What we do (test2)

RECOVER will carry out clinical research in three areas including: 
⦁ Clinical studies
⦁ Biological studies
⦁ Epidemiological studies and modelling

Clinical research is key to finding answers on an emerging infectious disease outbreak. However, this step often does not happen during the first stages of an outbreak, meaning researchers miss opportunities to improve the response to the new disease.

The COVID-19 pandemic affects everyone from individuals and their families to professionals working to tackle the virus. Understanding more about this pandemic on both a clinical and social level will help inform policies on how to best tackle this virus.  

RECOVER aims to bridge this gap by being able to quickly put evidence gathered from clinical research into action, in a bid to save lives and advance medical knowledge. 

Clinical studies

Clinical studies will analyse the severity of COVID-19 in the form of observational studies taking place in both primary care (such as general practices) and hospital sites across Europe. These sites will be involved studying the severity of the virus causing COVID-19 in some EU countries, as well as testing new diagnostics for the virus in the winter season of 2020-2021. Through embedded social science research, we will understand the experiences of healthcare professionals and patients in relation to the COVID-19 pandemic in order to improve delivery of care.
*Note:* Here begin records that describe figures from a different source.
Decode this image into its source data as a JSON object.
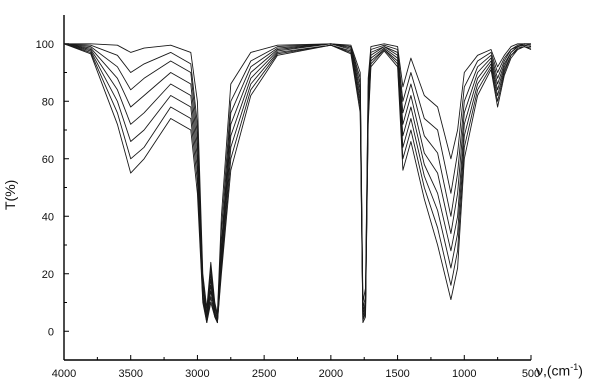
{
  "chart_data": {
    "type": "line",
    "ylabel": "T(%)",
    "xlabel_main": "ν,(cm",
    "xlabel_sup": "-1",
    "xlabel_close": ")",
    "xlim": [
      4000,
      500
    ],
    "ylim": [
      -10,
      110
    ],
    "x_ticks": [
      4000,
      3500,
      3000,
      2500,
      2000,
      1500,
      1000,
      500
    ],
    "y_ticks": [
      0,
      20,
      40,
      60,
      80,
      100
    ],
    "grid": false,
    "series": [
      {
        "values": [
          [
            4000,
            100
          ],
          [
            3800,
            100
          ],
          [
            3600,
            99.5
          ],
          [
            3500,
            97
          ],
          [
            3400,
            98.5
          ],
          [
            3200,
            99.5
          ],
          [
            3050,
            97
          ],
          [
            3000,
            80
          ],
          [
            2960,
            20
          ],
          [
            2930,
            8
          ],
          [
            2900,
            24
          ],
          [
            2870,
            10
          ],
          [
            2850,
            6
          ],
          [
            2820,
            40
          ],
          [
            2750,
            86
          ],
          [
            2600,
            97
          ],
          [
            2400,
            99.5
          ],
          [
            2000,
            100
          ],
          [
            1850,
            99.5
          ],
          [
            1780,
            90
          ],
          [
            1760,
            10
          ],
          [
            1740,
            15
          ],
          [
            1720,
            88
          ],
          [
            1700,
            99
          ],
          [
            1600,
            100
          ],
          [
            1500,
            99
          ],
          [
            1460,
            85
          ],
          [
            1400,
            95
          ],
          [
            1300,
            82
          ],
          [
            1200,
            78
          ],
          [
            1100,
            60
          ],
          [
            1050,
            70
          ],
          [
            1000,
            90
          ],
          [
            900,
            96
          ],
          [
            800,
            98
          ],
          [
            750,
            92
          ],
          [
            700,
            96
          ],
          [
            650,
            99
          ],
          [
            600,
            100
          ],
          [
            550,
            100
          ],
          [
            500,
            100
          ]
        ]
      },
      {
        "values": [
          [
            4000,
            100
          ],
          [
            3800,
            99.5
          ],
          [
            3600,
            96
          ],
          [
            3500,
            90
          ],
          [
            3400,
            93
          ],
          [
            3200,
            97
          ],
          [
            3050,
            93
          ],
          [
            3000,
            72
          ],
          [
            2960,
            18
          ],
          [
            2930,
            6
          ],
          [
            2900,
            22
          ],
          [
            2870,
            9
          ],
          [
            2850,
            5
          ],
          [
            2820,
            35
          ],
          [
            2750,
            80
          ],
          [
            2600,
            94
          ],
          [
            2400,
            99
          ],
          [
            2000,
            100
          ],
          [
            1850,
            99
          ],
          [
            1780,
            88
          ],
          [
            1760,
            8
          ],
          [
            1740,
            12
          ],
          [
            1720,
            85
          ],
          [
            1700,
            98
          ],
          [
            1600,
            99.5
          ],
          [
            1500,
            98
          ],
          [
            1460,
            80
          ],
          [
            1400,
            90
          ],
          [
            1300,
            74
          ],
          [
            1200,
            70
          ],
          [
            1100,
            48
          ],
          [
            1050,
            62
          ],
          [
            1000,
            85
          ],
          [
            900,
            94
          ],
          [
            800,
            97
          ],
          [
            750,
            90
          ],
          [
            700,
            95
          ],
          [
            650,
            98
          ],
          [
            600,
            99.5
          ],
          [
            550,
            100
          ],
          [
            500,
            100
          ]
        ]
      },
      {
        "values": [
          [
            4000,
            100
          ],
          [
            3800,
            99
          ],
          [
            3600,
            92
          ],
          [
            3500,
            84
          ],
          [
            3400,
            88
          ],
          [
            3200,
            94
          ],
          [
            3050,
            90
          ],
          [
            3000,
            68
          ],
          [
            2960,
            16
          ],
          [
            2930,
            5
          ],
          [
            2900,
            20
          ],
          [
            2870,
            8
          ],
          [
            2850,
            5
          ],
          [
            2820,
            30
          ],
          [
            2750,
            76
          ],
          [
            2600,
            92
          ],
          [
            2400,
            98.5
          ],
          [
            2000,
            100
          ],
          [
            1850,
            99
          ],
          [
            1780,
            86
          ],
          [
            1760,
            7
          ],
          [
            1740,
            10
          ],
          [
            1720,
            82
          ],
          [
            1700,
            97
          ],
          [
            1600,
            99
          ],
          [
            1500,
            97
          ],
          [
            1460,
            76
          ],
          [
            1400,
            86
          ],
          [
            1300,
            68
          ],
          [
            1200,
            62
          ],
          [
            1100,
            40
          ],
          [
            1050,
            55
          ],
          [
            1000,
            80
          ],
          [
            900,
            92
          ],
          [
            800,
            96
          ],
          [
            750,
            88
          ],
          [
            700,
            94
          ],
          [
            650,
            98
          ],
          [
            600,
            99
          ],
          [
            550,
            100
          ],
          [
            500,
            99.5
          ]
        ]
      },
      {
        "values": [
          [
            4000,
            100
          ],
          [
            3800,
            98.5
          ],
          [
            3600,
            88
          ],
          [
            3500,
            78
          ],
          [
            3400,
            82
          ],
          [
            3200,
            90
          ],
          [
            3050,
            86
          ],
          [
            3000,
            64
          ],
          [
            2960,
            15
          ],
          [
            2930,
            5
          ],
          [
            2900,
            18
          ],
          [
            2870,
            7
          ],
          [
            2850,
            4
          ],
          [
            2820,
            28
          ],
          [
            2750,
            72
          ],
          [
            2600,
            90
          ],
          [
            2400,
            98
          ],
          [
            2000,
            100
          ],
          [
            1850,
            98.5
          ],
          [
            1780,
            84
          ],
          [
            1760,
            6
          ],
          [
            1740,
            9
          ],
          [
            1720,
            80
          ],
          [
            1700,
            96
          ],
          [
            1600,
            99
          ],
          [
            1500,
            96
          ],
          [
            1460,
            72
          ],
          [
            1400,
            82
          ],
          [
            1300,
            62
          ],
          [
            1200,
            55
          ],
          [
            1100,
            34
          ],
          [
            1050,
            48
          ],
          [
            1000,
            76
          ],
          [
            900,
            90
          ],
          [
            800,
            95
          ],
          [
            750,
            86
          ],
          [
            700,
            93
          ],
          [
            650,
            97
          ],
          [
            600,
            99
          ],
          [
            550,
            99.5
          ],
          [
            500,
            99
          ]
        ]
      },
      {
        "values": [
          [
            4000,
            100
          ],
          [
            3800,
            98
          ],
          [
            3600,
            84
          ],
          [
            3500,
            72
          ],
          [
            3400,
            76
          ],
          [
            3200,
            86
          ],
          [
            3050,
            82
          ],
          [
            3000,
            60
          ],
          [
            2960,
            14
          ],
          [
            2930,
            4
          ],
          [
            2900,
            16
          ],
          [
            2870,
            6
          ],
          [
            2850,
            4
          ],
          [
            2820,
            26
          ],
          [
            2750,
            68
          ],
          [
            2600,
            88
          ],
          [
            2400,
            97.5
          ],
          [
            2000,
            100
          ],
          [
            1850,
            98
          ],
          [
            1780,
            82
          ],
          [
            1760,
            5
          ],
          [
            1740,
            8
          ],
          [
            1720,
            78
          ],
          [
            1700,
            95
          ],
          [
            1600,
            98.5
          ],
          [
            1500,
            95
          ],
          [
            1460,
            68
          ],
          [
            1400,
            78
          ],
          [
            1300,
            58
          ],
          [
            1200,
            48
          ],
          [
            1100,
            28
          ],
          [
            1050,
            40
          ],
          [
            1000,
            72
          ],
          [
            900,
            88
          ],
          [
            800,
            94
          ],
          [
            750,
            84
          ],
          [
            700,
            92
          ],
          [
            650,
            97
          ],
          [
            600,
            99
          ],
          [
            550,
            99.5
          ],
          [
            500,
            99
          ]
        ]
      },
      {
        "values": [
          [
            4000,
            100
          ],
          [
            3800,
            97.5
          ],
          [
            3600,
            80
          ],
          [
            3500,
            66
          ],
          [
            3400,
            70
          ],
          [
            3200,
            82
          ],
          [
            3050,
            78
          ],
          [
            3000,
            56
          ],
          [
            2960,
            12
          ],
          [
            2930,
            4
          ],
          [
            2900,
            14
          ],
          [
            2870,
            6
          ],
          [
            2850,
            3
          ],
          [
            2820,
            24
          ],
          [
            2750,
            64
          ],
          [
            2600,
            86
          ],
          [
            2400,
            97
          ],
          [
            2000,
            99.5
          ],
          [
            1850,
            97.5
          ],
          [
            1780,
            80
          ],
          [
            1760,
            4
          ],
          [
            1740,
            7
          ],
          [
            1720,
            76
          ],
          [
            1700,
            94
          ],
          [
            1600,
            98
          ],
          [
            1500,
            94
          ],
          [
            1460,
            64
          ],
          [
            1400,
            74
          ],
          [
            1300,
            54
          ],
          [
            1200,
            42
          ],
          [
            1100,
            22
          ],
          [
            1050,
            34
          ],
          [
            1000,
            68
          ],
          [
            900,
            86
          ],
          [
            800,
            93
          ],
          [
            750,
            82
          ],
          [
            700,
            91
          ],
          [
            650,
            96
          ],
          [
            600,
            98.5
          ],
          [
            550,
            99
          ],
          [
            500,
            98.5
          ]
        ]
      },
      {
        "values": [
          [
            4000,
            100
          ],
          [
            3800,
            97
          ],
          [
            3600,
            76
          ],
          [
            3500,
            60
          ],
          [
            3400,
            64
          ],
          [
            3200,
            78
          ],
          [
            3050,
            74
          ],
          [
            3000,
            52
          ],
          [
            2960,
            11
          ],
          [
            2930,
            3
          ],
          [
            2900,
            12
          ],
          [
            2870,
            5
          ],
          [
            2850,
            3
          ],
          [
            2820,
            22
          ],
          [
            2750,
            60
          ],
          [
            2600,
            84
          ],
          [
            2400,
            96.5
          ],
          [
            2000,
            99.5
          ],
          [
            1850,
            97
          ],
          [
            1780,
            78
          ],
          [
            1760,
            4
          ],
          [
            1740,
            6
          ],
          [
            1720,
            74
          ],
          [
            1700,
            93
          ],
          [
            1600,
            98
          ],
          [
            1500,
            93
          ],
          [
            1460,
            60
          ],
          [
            1400,
            70
          ],
          [
            1300,
            50
          ],
          [
            1200,
            36
          ],
          [
            1100,
            16
          ],
          [
            1050,
            28
          ],
          [
            1000,
            64
          ],
          [
            900,
            84
          ],
          [
            800,
            92
          ],
          [
            750,
            80
          ],
          [
            700,
            90
          ],
          [
            650,
            96
          ],
          [
            600,
            98
          ],
          [
            550,
            99
          ],
          [
            500,
            98
          ]
        ]
      },
      {
        "values": [
          [
            4000,
            100
          ],
          [
            3800,
            96.5
          ],
          [
            3600,
            72
          ],
          [
            3500,
            55
          ],
          [
            3400,
            60
          ],
          [
            3200,
            74
          ],
          [
            3050,
            70
          ],
          [
            3000,
            48
          ],
          [
            2960,
            10
          ],
          [
            2930,
            3
          ],
          [
            2900,
            10
          ],
          [
            2870,
            5
          ],
          [
            2850,
            3
          ],
          [
            2820,
            20
          ],
          [
            2750,
            56
          ],
          [
            2600,
            82
          ],
          [
            2400,
            96
          ],
          [
            2000,
            99.5
          ],
          [
            1850,
            96.5
          ],
          [
            1780,
            76
          ],
          [
            1760,
            3
          ],
          [
            1740,
            5
          ],
          [
            1720,
            72
          ],
          [
            1700,
            92
          ],
          [
            1600,
            97.5
          ],
          [
            1500,
            92
          ],
          [
            1460,
            56
          ],
          [
            1400,
            66
          ],
          [
            1300,
            46
          ],
          [
            1200,
            30
          ],
          [
            1100,
            11
          ],
          [
            1050,
            22
          ],
          [
            1000,
            60
          ],
          [
            900,
            82
          ],
          [
            800,
            91
          ],
          [
            750,
            78
          ],
          [
            700,
            89
          ],
          [
            650,
            95
          ],
          [
            600,
            98
          ],
          [
            550,
            99
          ],
          [
            500,
            98
          ]
        ]
      }
    ]
  }
}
The hospital sites will also be used to test new therapies and supportive treatments with patients with severe symptoms of  COVID-19.

Biological studies

The biological studies will develop the tools needed for the RECOVER clinical studies and develop protocols that laboratories involved in RECOVER can use to evaluate biological samples collected from patients with the virus. In addition, these studies will provide answers on the severity of the virus in humans compared to animal models and investigate how the virus’s genome changes with time.

Epidemiological and modelling studies

As more cases are detected in Europe, European policymakers will need to determine which combination of control measures they plan to use in their countries. Having access to accurate information on how the virus spreads will help in mitigating its impact on the population. RECOVER will study the transmission features of the virus in Europe by using the data collected from confirmed cases in Europe and with mathematical modelling, stimulate the spread under different infection control scenarios, such as quarantine and isolation. This will allow different control strategies to be evaluated.